Mineral Resources and Energy Minister Gwede Mantashe. Picture: Itumeleng English/Independent Newspapers

Mineral Resources and Energy Minister Gwede Mantashe. Picture: Itumeleng English/Independent Newspapers

Published Apr 23, 2024


The Fuel Retailers Association (FRA) has welcomed the Supreme Court of Appeal (SCA) judgment which ruled that all new fuel retail licences would be suspended until the minister of energy decided on the matter if existing licence holders were challenging their granting.

Responding to a Business Report media enquiry on Monday, FRA CEO Reggie Sibiya said appeals could take from six to 12 months, or years, as could be seen in this case where the appeal was lodged in 2021, and to date there was no outcome.

“This judgment will ensure that construction does not happen until the affected retailers have exhausted all their legal rights in opposing new to industry sites that will ultimately collapse their volumes and thus render them unviable,” Sibiya said.

“This judgment will promote the Petroleum Products Act (PPA) 2B objectives which the minister has been working against over the years, primarily section 2B(2)(a) which states the DMRE (Department of Mineral Resources and Energy) must promote an efficient retailing petroleum industry.
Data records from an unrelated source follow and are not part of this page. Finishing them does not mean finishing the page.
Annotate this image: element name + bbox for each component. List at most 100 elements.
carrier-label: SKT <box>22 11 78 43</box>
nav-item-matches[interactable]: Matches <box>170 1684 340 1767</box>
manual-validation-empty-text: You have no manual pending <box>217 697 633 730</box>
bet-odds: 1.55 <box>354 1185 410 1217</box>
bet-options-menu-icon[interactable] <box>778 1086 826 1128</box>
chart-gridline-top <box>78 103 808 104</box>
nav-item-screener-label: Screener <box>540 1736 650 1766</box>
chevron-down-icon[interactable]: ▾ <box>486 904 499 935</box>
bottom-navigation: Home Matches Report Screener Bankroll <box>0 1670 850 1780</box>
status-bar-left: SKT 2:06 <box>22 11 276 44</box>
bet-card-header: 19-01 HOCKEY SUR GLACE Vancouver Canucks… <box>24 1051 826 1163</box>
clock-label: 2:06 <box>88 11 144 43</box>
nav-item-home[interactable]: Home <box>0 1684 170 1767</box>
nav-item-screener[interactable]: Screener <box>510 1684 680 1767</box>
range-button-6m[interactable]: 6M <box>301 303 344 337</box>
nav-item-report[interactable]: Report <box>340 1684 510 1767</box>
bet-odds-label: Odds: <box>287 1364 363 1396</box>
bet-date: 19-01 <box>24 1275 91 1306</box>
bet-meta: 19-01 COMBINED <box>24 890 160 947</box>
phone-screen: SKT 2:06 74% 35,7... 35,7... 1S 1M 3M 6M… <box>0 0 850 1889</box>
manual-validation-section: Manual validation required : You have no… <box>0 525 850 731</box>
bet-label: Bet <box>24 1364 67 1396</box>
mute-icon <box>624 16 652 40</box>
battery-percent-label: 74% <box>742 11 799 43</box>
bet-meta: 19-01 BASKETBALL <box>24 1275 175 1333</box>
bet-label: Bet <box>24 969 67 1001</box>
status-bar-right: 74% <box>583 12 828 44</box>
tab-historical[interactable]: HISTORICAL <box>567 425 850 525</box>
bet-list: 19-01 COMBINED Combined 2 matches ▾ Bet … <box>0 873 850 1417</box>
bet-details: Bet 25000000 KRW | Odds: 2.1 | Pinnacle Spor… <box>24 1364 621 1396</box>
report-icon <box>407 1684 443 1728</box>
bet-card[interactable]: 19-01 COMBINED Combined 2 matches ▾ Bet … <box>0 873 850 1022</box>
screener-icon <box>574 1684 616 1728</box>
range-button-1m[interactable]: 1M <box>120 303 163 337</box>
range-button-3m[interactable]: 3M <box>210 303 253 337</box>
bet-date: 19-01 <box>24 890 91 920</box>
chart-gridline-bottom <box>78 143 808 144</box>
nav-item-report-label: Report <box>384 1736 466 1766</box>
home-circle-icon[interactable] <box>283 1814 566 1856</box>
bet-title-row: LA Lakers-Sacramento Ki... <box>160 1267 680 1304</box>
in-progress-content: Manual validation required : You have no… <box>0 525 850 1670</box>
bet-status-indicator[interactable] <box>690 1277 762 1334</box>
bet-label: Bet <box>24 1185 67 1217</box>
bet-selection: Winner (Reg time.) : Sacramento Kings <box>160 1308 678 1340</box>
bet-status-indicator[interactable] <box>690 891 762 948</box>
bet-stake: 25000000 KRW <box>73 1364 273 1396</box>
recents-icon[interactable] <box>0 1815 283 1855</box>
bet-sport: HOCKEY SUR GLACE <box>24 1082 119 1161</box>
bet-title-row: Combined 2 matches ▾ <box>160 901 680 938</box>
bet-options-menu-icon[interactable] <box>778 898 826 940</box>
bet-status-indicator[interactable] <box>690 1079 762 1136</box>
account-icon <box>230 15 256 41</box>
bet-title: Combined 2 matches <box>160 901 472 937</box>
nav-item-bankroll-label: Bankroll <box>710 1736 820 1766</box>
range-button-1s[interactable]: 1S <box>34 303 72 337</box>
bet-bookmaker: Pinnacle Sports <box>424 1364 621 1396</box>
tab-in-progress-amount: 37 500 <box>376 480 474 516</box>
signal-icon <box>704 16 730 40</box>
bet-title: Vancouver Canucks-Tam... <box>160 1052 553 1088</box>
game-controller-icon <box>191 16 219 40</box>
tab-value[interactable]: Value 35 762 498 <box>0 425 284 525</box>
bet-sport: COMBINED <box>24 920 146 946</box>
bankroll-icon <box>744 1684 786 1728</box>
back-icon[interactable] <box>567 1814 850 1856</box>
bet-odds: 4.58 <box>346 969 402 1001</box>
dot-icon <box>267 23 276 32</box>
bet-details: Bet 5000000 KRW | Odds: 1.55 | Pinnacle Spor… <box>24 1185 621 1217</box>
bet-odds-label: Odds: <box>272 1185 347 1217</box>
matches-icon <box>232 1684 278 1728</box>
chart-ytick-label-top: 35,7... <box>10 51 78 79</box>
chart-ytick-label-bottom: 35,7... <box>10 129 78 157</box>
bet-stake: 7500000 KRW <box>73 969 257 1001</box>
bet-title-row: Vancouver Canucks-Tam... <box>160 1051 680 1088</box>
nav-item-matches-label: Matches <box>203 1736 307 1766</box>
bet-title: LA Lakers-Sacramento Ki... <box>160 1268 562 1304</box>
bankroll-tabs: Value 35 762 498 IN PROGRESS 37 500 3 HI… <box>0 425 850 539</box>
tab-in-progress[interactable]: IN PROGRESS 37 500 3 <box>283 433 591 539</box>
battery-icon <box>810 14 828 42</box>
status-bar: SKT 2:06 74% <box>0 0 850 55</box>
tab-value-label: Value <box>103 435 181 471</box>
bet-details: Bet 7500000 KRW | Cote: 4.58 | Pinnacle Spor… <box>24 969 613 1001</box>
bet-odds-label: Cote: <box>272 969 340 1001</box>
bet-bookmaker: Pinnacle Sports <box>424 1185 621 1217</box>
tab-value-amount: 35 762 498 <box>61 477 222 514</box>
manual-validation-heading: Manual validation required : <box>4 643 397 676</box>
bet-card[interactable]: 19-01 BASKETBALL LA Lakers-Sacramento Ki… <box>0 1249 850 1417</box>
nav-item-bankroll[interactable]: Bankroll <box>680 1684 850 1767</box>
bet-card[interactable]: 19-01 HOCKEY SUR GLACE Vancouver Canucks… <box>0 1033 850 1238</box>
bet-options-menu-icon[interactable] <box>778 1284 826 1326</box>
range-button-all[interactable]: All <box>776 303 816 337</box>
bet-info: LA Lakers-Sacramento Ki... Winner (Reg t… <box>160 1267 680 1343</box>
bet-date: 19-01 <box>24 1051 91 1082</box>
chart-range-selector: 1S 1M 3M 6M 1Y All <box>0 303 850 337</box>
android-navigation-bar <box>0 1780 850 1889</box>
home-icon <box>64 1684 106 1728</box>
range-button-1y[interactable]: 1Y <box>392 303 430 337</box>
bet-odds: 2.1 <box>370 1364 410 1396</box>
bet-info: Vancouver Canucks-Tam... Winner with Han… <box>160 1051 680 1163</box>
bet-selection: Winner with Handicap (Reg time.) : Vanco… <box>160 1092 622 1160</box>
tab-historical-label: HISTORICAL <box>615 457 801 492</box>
It’s clear the mushrooming of service stations was counter-productive and was leading to a collapse in the industry.”

According to the SCA, the four appellants were holders of site and retail licences issued to them under the Petroleum Products Act 120 of 1977 (the Act) and operate three outlets in the central business district of Matatiele, where petroleum products were sold or offered for sale to customers.

These outlets were said to be near to each other.

“During May 2019 the third respondent made an application to the third respondent (the Controller) for a site licence and the fourth respondent applied for a retail licence (applications for site and retail licences) to enable them to operate an additional outlet in Matatiele,” it said.

The appellants lodged an objection against the granting of the site and retail licences to the respondents, contending that an additional retailer in Matatiele would ‘cannibalise’ the sales of the existing retailers and be contrary to the statutory requirements of efficacy and economic viability.

Despite the objection, the Controller was satisfied that the respondents’ applications met the requirements of the act and the Regulations regarding Petroleum Products Site and Retail Licences (the regulations) and informed the respondents that their applications were successful.

The Controller issued the site and retail licences to the respondents on March 8, 2021.

The FRA said it would ensure that the minister of mineral resources adhered to the legislated time frames of 90 days in adjudicating over appeals as per the SCA judgment in the Gensinger and Neave CC & Others v Minister of Department of Mineral Resources and Energy.

Sibiya said the industry should intensify the call for a review of the PPA and the promulgation of the draft retail and site licence guidelines as per the order of the High Court in 2014 which had not happened to date.

He said they hoped this court judgment would give a sense of urgency in the department in taking decisions on these critical issues that could destroy the industry.

Sibiya said this judgment ensured that all affected parties were not prejudiced and as such it was much welcomed.

The DMRE was not immediately available for comment on its next course of action on the matter.